Deployment starts when you choose the Deploy button. After deployment finishes, you will see that an endpoint is created. You can test the endpoint by passing a sample inference request payload or by selecting the testing option using the SDK. When you select the option to use the SDK, you will see example code that you can use in the notebook editor of your choice in SageMaker Studio.

Deploy the model with the SageMaker Python SDK

To deploy using the SDK, we start by selecting the Mistral NeMo Base model, specified by the model_id with the value huggingface-llm-mistral-nemo-base-2407. You can deploy your choice of the selected models on SageMaker with the following code. Similarly, you can deploy NeMo Instruct using its own model ID.

from sagemaker.jumpstart.model import JumpStartModel 

accept_eula = True 

model = JumpStartModel(model_id="huggingface-llm-mistral-nemo-base-2407") 
predictor = model.deploy(accept_eula=accept_eula)

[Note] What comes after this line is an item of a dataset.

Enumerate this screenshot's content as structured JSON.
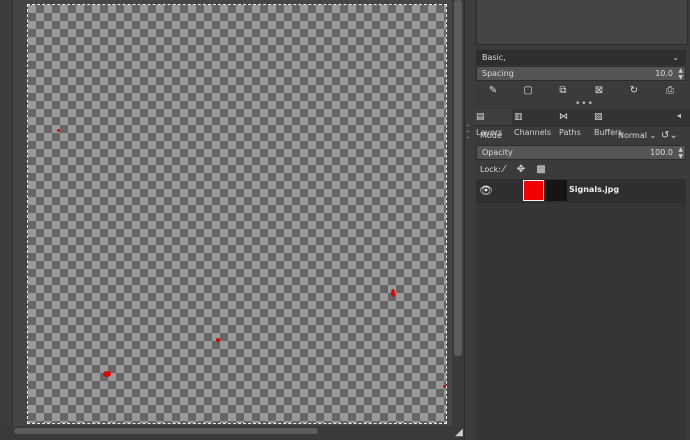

This deploys the model on SageMaker with default configurations, including the default instance type and default VPC configurations. You can change these configurations by specifying non-default values in JumpStartModel. The EULA value must be explicitly defined as True to accept the end-user license agreement (EULA). Also make sure that you have the account-level service limit for using ml.g6.12xlarge for endpoint usage as one or more instances. You can follow the instructions in AWS service quotas to request a service quota increase. After it’s deployed, you can run inference against the deployed endpoint through the SageMaker predictor:

payload = {
    "messages": [
        {
            "role": "user",
            "content": "Hello"
        }
    ],
    "max_tokens": 1024,
    "temperature": 0.3,
    "top_p": 0.9,
}

response = predictor.predict(payload)['choices'][0]['message']['content'].strip()
print(response)

An important thing to note here is that we’re using the djl-lmi v12 inference container, so we’re following the large model inference chat completions API schema when sending a payload to both Mistral-NeMo-Base-2407 and Mistral-NeMo-Instruct-2407.

Mistral-NeMo-Base-2407

You can interact with the Mistral-NeMo-Base-2407 model like other standard text generation models, where the model processes an input sequence and outputs predicted next words in the sequence. In this section, we provide some example prompts and sample output. Keep in mind that the base model is not instruction fine-tuned.

Text completion

Tasks involving predicting the next token or filling in missing tokens in a sequence:

payload = {
    "messages": [
        {
            "role": "user",
            "content": "The capital of France is ___."
        }
    ],
    "max_tokens": 10,
    "temperature": 0.3,
    "top_p": 0.9,
}

response = predictor.predict(payload)['choices'][0]['message']['content'].strip()
print(response)

The following is the output:

Paris
The capital of France is Paris.

Mistral NeMo Instruct

The Mistral-NeMo-Instruct-2407 model is a quick demonstration that the base model can be fine-tuned to achieve compelling performance. You can follow the steps provided to deploy the model and use the model_id value of huggingface-llm-mistral-nemo-instruct-2407 instead.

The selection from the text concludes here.